Git Product home page Git Product logo

lab-data-cleaning's Introduction

Ironhack Logo

Lab | Data Cleaning

Introduction

We keep seeing a common phrase that 80% of the work of a data scientist is data cleaning. We have no idea whether this number is accurate but a data scientist indeed spends lots of time and effort in collecting, cleaning and preparing the data for analysis. This is because datasets are usually messy and complex in nature. It is a very important ability for a data scientist to refine and restructure datasets into a usable state in order to proceed to the data analysis stage.

In this exercise, you will both practice the data cleaning techniques we discussed in the lesson and learn new techniques by looking up documentations and references. You will work on your own but remember the teaching staff is at your service whenever you encounter problems.

Getting Started

Now you should already be familar with the workflow of solving and submitting the labs. But in case not, you can review previous labs.

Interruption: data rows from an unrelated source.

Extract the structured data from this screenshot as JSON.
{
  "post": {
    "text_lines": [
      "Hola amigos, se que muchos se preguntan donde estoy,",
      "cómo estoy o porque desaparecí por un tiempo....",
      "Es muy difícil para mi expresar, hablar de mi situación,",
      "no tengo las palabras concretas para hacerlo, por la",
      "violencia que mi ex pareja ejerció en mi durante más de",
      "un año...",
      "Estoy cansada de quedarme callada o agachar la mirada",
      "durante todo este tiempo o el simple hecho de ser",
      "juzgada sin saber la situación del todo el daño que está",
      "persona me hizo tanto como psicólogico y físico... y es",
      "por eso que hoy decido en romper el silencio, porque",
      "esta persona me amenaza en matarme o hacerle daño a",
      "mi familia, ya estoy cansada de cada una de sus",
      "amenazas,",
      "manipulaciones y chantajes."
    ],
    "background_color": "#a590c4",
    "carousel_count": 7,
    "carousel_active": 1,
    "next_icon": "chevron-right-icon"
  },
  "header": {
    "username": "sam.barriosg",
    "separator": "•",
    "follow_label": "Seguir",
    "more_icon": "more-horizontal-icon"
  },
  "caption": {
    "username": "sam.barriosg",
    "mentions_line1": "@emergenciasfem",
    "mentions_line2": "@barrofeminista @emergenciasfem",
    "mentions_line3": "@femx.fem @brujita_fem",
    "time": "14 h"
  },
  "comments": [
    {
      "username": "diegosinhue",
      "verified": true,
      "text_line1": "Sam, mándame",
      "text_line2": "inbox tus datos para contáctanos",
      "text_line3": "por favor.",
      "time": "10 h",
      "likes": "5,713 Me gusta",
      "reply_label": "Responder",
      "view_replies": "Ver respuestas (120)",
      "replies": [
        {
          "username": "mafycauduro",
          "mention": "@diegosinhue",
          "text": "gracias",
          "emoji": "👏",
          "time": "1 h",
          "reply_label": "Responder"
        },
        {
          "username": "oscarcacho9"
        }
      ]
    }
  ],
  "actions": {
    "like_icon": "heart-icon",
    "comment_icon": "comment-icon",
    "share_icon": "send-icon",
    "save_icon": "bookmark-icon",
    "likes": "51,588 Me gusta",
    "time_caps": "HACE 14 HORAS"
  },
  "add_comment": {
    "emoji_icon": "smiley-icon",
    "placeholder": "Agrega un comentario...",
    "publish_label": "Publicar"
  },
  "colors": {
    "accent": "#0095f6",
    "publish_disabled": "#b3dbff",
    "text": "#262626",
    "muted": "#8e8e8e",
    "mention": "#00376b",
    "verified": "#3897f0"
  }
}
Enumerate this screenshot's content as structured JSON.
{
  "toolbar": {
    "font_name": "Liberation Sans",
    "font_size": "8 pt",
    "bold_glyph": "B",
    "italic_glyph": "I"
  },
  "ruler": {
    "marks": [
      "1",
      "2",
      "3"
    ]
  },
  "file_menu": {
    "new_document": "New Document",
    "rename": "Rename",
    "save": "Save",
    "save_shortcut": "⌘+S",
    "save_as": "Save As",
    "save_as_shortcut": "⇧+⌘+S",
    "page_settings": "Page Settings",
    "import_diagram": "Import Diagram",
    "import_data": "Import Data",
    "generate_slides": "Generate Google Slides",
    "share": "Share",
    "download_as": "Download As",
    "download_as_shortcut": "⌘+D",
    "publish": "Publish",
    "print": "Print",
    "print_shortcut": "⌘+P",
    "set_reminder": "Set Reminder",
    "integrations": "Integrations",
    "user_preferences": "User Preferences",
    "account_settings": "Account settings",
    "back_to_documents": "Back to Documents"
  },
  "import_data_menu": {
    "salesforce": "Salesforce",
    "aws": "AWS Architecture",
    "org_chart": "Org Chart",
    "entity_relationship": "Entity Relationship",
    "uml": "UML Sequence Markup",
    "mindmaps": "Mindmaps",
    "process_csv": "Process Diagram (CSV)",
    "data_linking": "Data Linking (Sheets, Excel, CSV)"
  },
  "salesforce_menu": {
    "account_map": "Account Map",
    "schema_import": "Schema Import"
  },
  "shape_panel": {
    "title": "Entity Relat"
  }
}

In this lab you will be working on main.ipynb. To launch it, first navigate to the directory that contains main.ipynb in Terminal, then execute jupyter notebook. In the webpage that is automatically opened, click the main.ipynb link to launch it.

When you are on main.ipynb, read the instructions for each cell and provide your answers. Make sure to test your answers in each cell and save. Jupyter Notebook should automatically save your work progress - But it's a good idea to periodically save your work manually, just in case.

Challenge Questions

  1. Create a merged dataframe with users and post tables. Take into account that you will need to do some stuff before merging.

  2. Identify missing values in the merged dataframe and apply some of the methods.

  3. Change the data types of your merged dataset accordingly.

  4. Bonus Question: Create a dataframe with the outliers you have identified in the dataframe and export it to a csv file in your-code folder.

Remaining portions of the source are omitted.